Dace Richardson: One of the weird, cool things out of spring practice is the news that Dace Richardson is not only back, but practicing with the first unit. There's only one reason why your jaw wouldn't have been on the ground when you first hear that news is if you forgot how impossibly wrecked Dace's knee was.
See, here's the deal: Dace's knee was gone. Gone, gone, gone. He hurt it about halfway through 2006, and rehab went sufficiently poorly that Ferentz even admitted at the time that if Dace wanted to play in 2007, he needed surgery to hold him over and get him through the season before the doctors could get in there and actually fix the problem with his knee.
Surprisingly, "stopgap knee surgery" wasn't a successful strategy, and after playing in four of Iowa's first six games that season, he was shelved again. That summer, he had another surgery, but this with the understanding that, well, this was probably it for Big Dace:
Iowa coach Kirk Ferentz announced that senior tackle Dace Richardson had another setback with his knee during the summer. Richardson, a highly rated recruit who was part of Iowa's stellar 2005 class, isn't expected to play again. "You always feel terrible any time someone's career has ended prematurely," Ferentz said.
Sure enough, Dace missed all of 2008, and the prospect of seeing him come back for 2009 was such an afterthought that since 2007, the QC Times had intimated five different times that Dace was done and nobody even flinched. We figured that if Dace were spending any time with the trainers, it was to A) rehab the knee and B) get his weight down to a post-football level, like 240 or so.
Keep this in mind--these surgeries weren't just putting ligaments back together; those doctors restructured his entire fucking knee. In Dace's own words:
"They took my bone and cut it and shifted it over to relieve stress on it," he said. "All the pounding I was doing was tearing away at my cartilage. It was starting to give me some deep bone bruising and that was preventing me from playing well."
I don't know about you, but if it were me, as soon as we'd get to "took my bone and cut it," that'd be game over.
But then something weird happened: He showed up to spring practice. He moved into the 2-deep. And now, if he keeps improving, he could be the starter at left guard. That has huge implications for the left side of the line (the right, meanwhile, is Calloway at tackle and one of like 50 guys for the right. I don't get it either).
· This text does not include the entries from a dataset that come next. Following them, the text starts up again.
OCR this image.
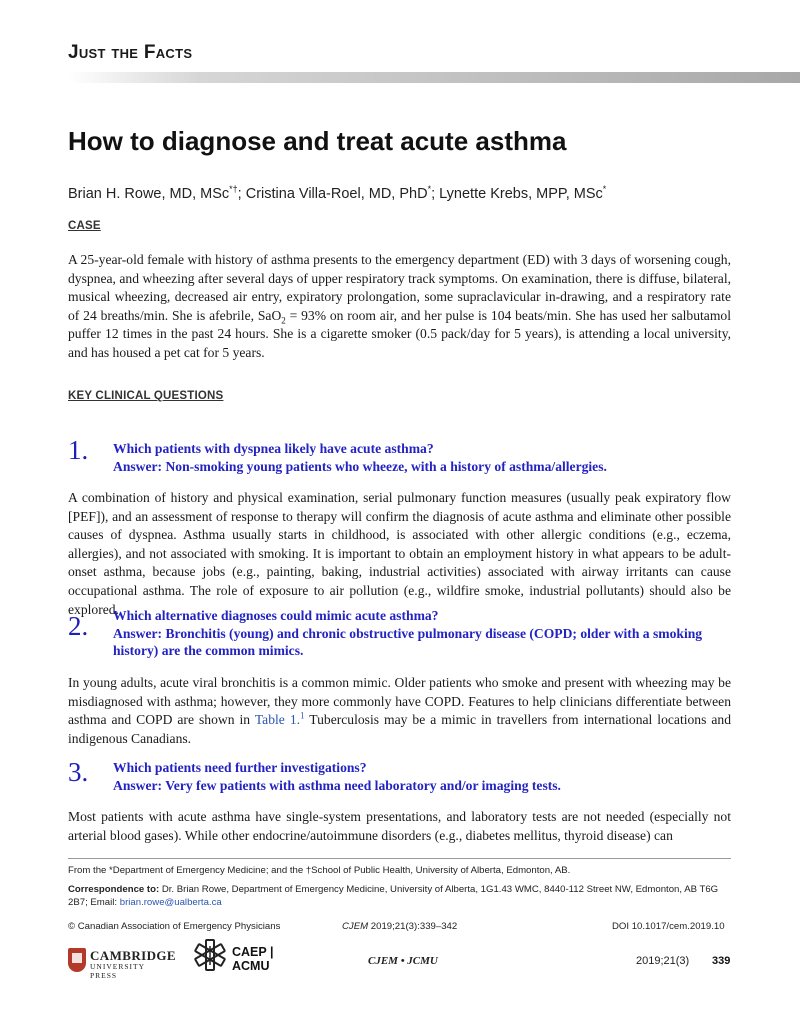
Just the Facts
How to diagnose and treat acute asthma
Brian H. Rowe, MD, MSc*†; Cristina Villa-Roel, MD, PhD*; Lynette Krebs, MPP, MSc*
CASE
A 25-year-old female with history of asthma presents to the emergency department (ED) with 3 days of worsening cough, dyspnea, and wheezing after several days of upper respiratory track symptoms. On examination, there is diffuse, bilateral, musical wheezing, decreased air entry, expiratory prolongation, some supraclavicular in-drawing, and a respiratory rate of 24 breaths/min. She is afebrile, SaO$_2$ = 93% on room air, and her pulse is 104 beats/min. She has used her salbutamol puffer 12 times in the past 24 hours. She is a cigarette smoker (0.5 pack/day for 5 years), is attending a local university, and has housed a pet cat for 5 years.
KEY CLINICAL QUESTIONS
1. Which patients with dyspnea likely have acute asthma?
Answer: Non-smoking young patients who wheeze, with a history of asthma/allergies.
A combination of history and physical examination, serial pulmonary function measures (usually peak expiratory flow [PEF]), and an assessment of response to therapy will confirm the diagnosis of acute asthma and eliminate other possible causes of dyspnea. Asthma usually starts in childhood, is associated with other allergic conditions (e.g., eczema, allergies), and not associated with smoking. It is important to obtain an employment history in what appears to be adult-onset asthma, because jobs (e.g., painting, baking, industrial activities) associated with airway irritants can cause occupational asthma. The role of exposure to air pollution (e.g., wildfire smoke, industrial pollutants) should also be explored.
2. Which alternative diagnoses could mimic acute asthma?
Answer: Bronchitis (young) and chronic obstructive pulmonary disease (COPD; older with a smoking history) are the common mimics.
In young adults, acute viral bronchitis is a common mimic. Older patients who smoke and present with wheezing may be misdiagnosed with asthma; however, they more commonly have COPD. Features to help clinicians differentiate between asthma and COPD are shown in Table 1.$^1$ Tuberculosis may be a mimic in travellers from international locations and indigenous Canadians.
3. Which patients need further investigations?
Answer: Very few patients with asthma need laboratory and/or imaging tests.
Most patients with acute asthma have single-system presentations, and laboratory tests are not needed (especially not arterial blood gases). While other endocrine/autoimmune disorders (e.g., diabetes mellitus, thyroid disease) can
From the *Department of Emergency Medicine; and the †School of Public Health, University of Alberta, Edmonton, AB.
Correspondence to: Dr. Brian Rowe, Department of Emergency Medicine, University of Alberta, 1G1.43 WMC, 8440-112 Street NW, Edmonton, AB T6G 2B7; Email: brian.rowe@ualberta.ca
© Canadian Association of Emergency Physicians	CJEM 2019;21(3):339–342	DOI 10.1017/cem.2019.10
CAMBRIDGE
UNIVERSITY PRESS
CAEP | ACMU	CJEM • JCMU	2019;21(3) 339
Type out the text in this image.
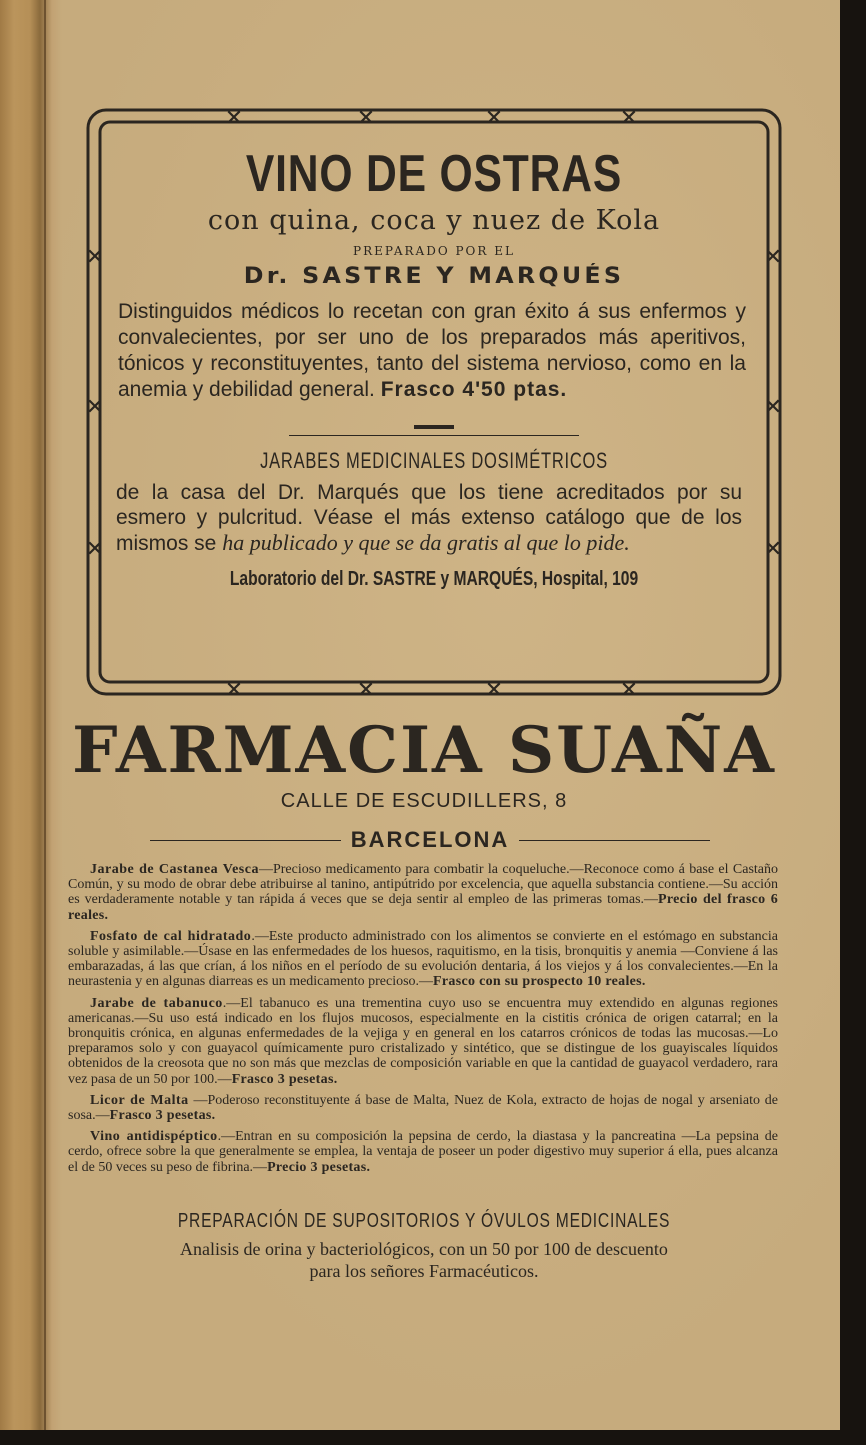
✕	✕	✕	✕
✕	✕	✕	✕
✕
✕
✕
✕
✕
✕
VINO DE OSTRAS
con quina, coca y nuez de Kola
PREPARADO POR EL
Dr. SASTRE Y MARQUÉS
Distinguidos médicos lo recetan con gran éxito á sus enfermos y convalecientes, por ser uno de los preparados más aperitivos, tónicos y reconstituyentes, tanto del sistema nervioso, como en la anemia y debilidad general. Frasco 4'50 ptas.
JARABES MEDICINALES DOSIMÉTRICOS
de la casa del Dr. Marqués que los tiene acreditados por su esmero y pulcritud. Véase el más extenso catálogo que de los mismos se ha publicado y que se da gratis al que lo pide.
Laboratorio del Dr. SASTRE y MARQUÉS, Hospital, 109
FARMACIA SUAÑA
CALLE DE ESCUDILLERS, 8
BARCELONA
Jarabe de Castanea Vesca—Precioso medicamento para combatir la coqueluche.—Reconoce como á base el Castaño Común, y su modo de obrar debe atribuirse al tanino, antipútrido por excelencia, que aquella substancia contiene.—Su acción es verdaderamente notable y tan rápida á veces que se deja sentir al empleo de las primeras tomas.—Precio del frasco 6 reales.
Fosfato de cal hidratado.—Este producto administrado con los alimentos se convierte en el estómago en substancia soluble y asimilable.—Úsase en las enfermedades de los huesos, raquitismo, en la tisis, bronquitis y anemia —Conviene á las embarazadas, á las que crían, á los niños en el período de su evolución dentaria, á los viejos y á los convalecientes.—En la neurastenia y en algunas diarreas es un medicamento precioso.—Frasco con su prospecto 10 reales.
Jarabe de tabanuco.—El tabanuco es una trementina cuyo uso se encuentra muy extendido en algunas regiones americanas.—Su uso está indicado en los flujos mucosos, especialmente en la cistitis crónica de origen catarral; en la bronquitis crónica, en algunas enfermedades de la vejiga y en general en los catarros crónicos de todas las mucosas.—Lo preparamos solo y con guayacol químicamente puro cristalizado y sintético, que se distingue de los guayiscales líquidos obtenidos de la creosota que no son más que mezclas de composición variable en que la cantidad de guayacol verdadero, rara vez pasa de un 50 por 100.—Frasco 3 pesetas.
Licor de Malta —Poderoso reconstituyente á base de Malta, Nuez de Kola, extracto de hojas de nogal y arseniato de sosa.—Frasco 3 pesetas.
Vino antidispéptico.—Entran en su composición la pepsina de cerdo, la diastasa y la pancreatina —La pepsina de cerdo, ofrece sobre la que generalmente se emplea, la ventaja de poseer un poder digestivo muy superior á ella, pues alcanza el de 50 veces su peso de fibrina.—Precio 3 pesetas.
PREPARACIÓN DE SUPOSITORIOS Y ÓVULOS MEDICINALES
Analisis de orina y bacteriológicos, con un 50 por 100 de descuento
para los señores Farmacéuticos.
Here's what it probably would have looked like without Dace:
LT: Bulaga
LG: Vandervelde
C: Eubanks
Assuming Dace slides in at LG, here's what it is now:
LT: Bulaga
LG: Richardson
C: Vandervelde
So like Geary, Richardson's presence allows the coaching staff to reconsider the "best unit available." The question, then, is "would you rather have Dace Richardson or Rafael Eubanks on your offensive line?" The answer, usually arrived at in about .03 seconds, is "absolutely Dace even if his leg falls off and he gets that kind of AIDS where you catch on fire." Nothing against Eubanks as a person or anything, but he seems to be the only offensive lineman that I can remember who, absent any injury, declined in quality from his freshman to senior year. If Dace's leg holds up, this would be a substantial step up for Iowa.